FER(N)FÜHRUNG GEGEN DEN OPERNBLUES – #1 DER ZUSCHAUERRAUM
Vermissen Sie es schon? Das Opernhaus zu betreten, den Platz im Zuschauersaal einzunehmen, den Sitznachbarn zu begrüßen, das Programm-Heft durchzublättern, das Einstimmen im Orchestergraben zu verfolgen, ungeduldig auf den Beginn der Vorstellung zu warten... Vielleicht hatten Sie auch eine Besichtigung des Opernhauses geplant, um mehr über diesen faszinierenden Ort zu erfahren? Dann soll Ihnen diese Fer(n)führung als kleine Entschädigung dienen!
Der Zuschauerraum ist neben der Bühne der zentrale Raum des Opernhauses.
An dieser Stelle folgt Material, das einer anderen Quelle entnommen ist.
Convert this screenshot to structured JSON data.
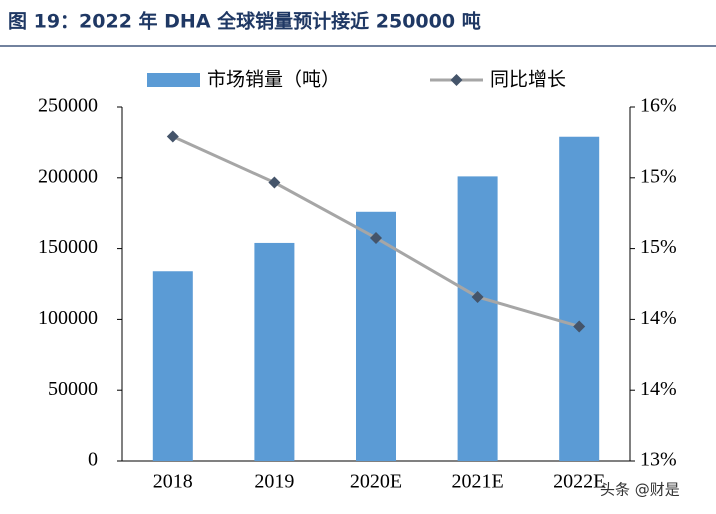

Seit ihrer Erbauung hat die Nürnberger Kulturstätte zwei große Renovierungsphasen durchlaufen.
VOR 1935
Das neue „Stadttheater am Ring“ in Nürnberg wurde im Jahre 1905 von Heinrich Seeling erbaut, zu jener Zeit ein sehr renommierter Theaterbauarchitekt. Mit Hilfe von Karl Selzer, einem Passauer Dekorationsmaler, konzipierte er den Innenbereich. Die aufwendige Ausstattung sollte dem zeitgenössischen Jugendstil entsprechen.
Ursprünglich hatte der Zuschauerraum mit seinen vier Rängen ein Fassungsvermögen von 1400 Sitzplätzen. Die Aufteilung in Ränge basiert auf der zu jener Zeit üblichen Unterteilung der gesellschaftlichen Schichten. Diese Klassentrennung ist auch anhand der Innenarchitektur und der Bodenbeläge zu erkennen (Teppich im Parkett und im 1. Rang, Holzfußboden im 3. und 4. Rang).
Der Zugang zum 2., 3. und 4. Rang wurde bewusst von der Parkettebene und dem 1. Rang getrennt, um das einfache Bürgertum und die Arbeiterklasse von den wohlhabenden Gesellschaftsschichten zu trennen.
NACH 1935
In der NS-Zeit fand ein massiver, ideologisch begründeter Eingriff in die Struktur des Hauses statt. Auf Anweisung von Adolf Hitler erhielt Paul Schultze-Naumburg 1935 den Auftrag, das Innere des Opernhauses innerhalb von sechs Monaten umzubauen. Er entschied sich für geradlinige und kühle sachliche Formen des Klassizismus, was eine Entfernung des Jugendstildekors und den Verlust der vorhandenen historistischen Ausstattung zur Folge hatte.
Im Zentrum des 1. Ranges wurde die sogenannte „Führerloge“ für Adolf Hitler eingerichtet. Den Stoffbezug der Logen ließ Hitler durch eine Damast-Bespannung in hellen Rot- und Orangetönen mit klassischem Granatapfelmuster ersetzen, wie sie in nahezu identischer Färbung und Gestaltung in der Pariser Opéra Garnier Verwendung fand. Teile dieser Bespannung sind noch heute auf der 4. Rangebene des Nürnberger Opernhauses erhalten.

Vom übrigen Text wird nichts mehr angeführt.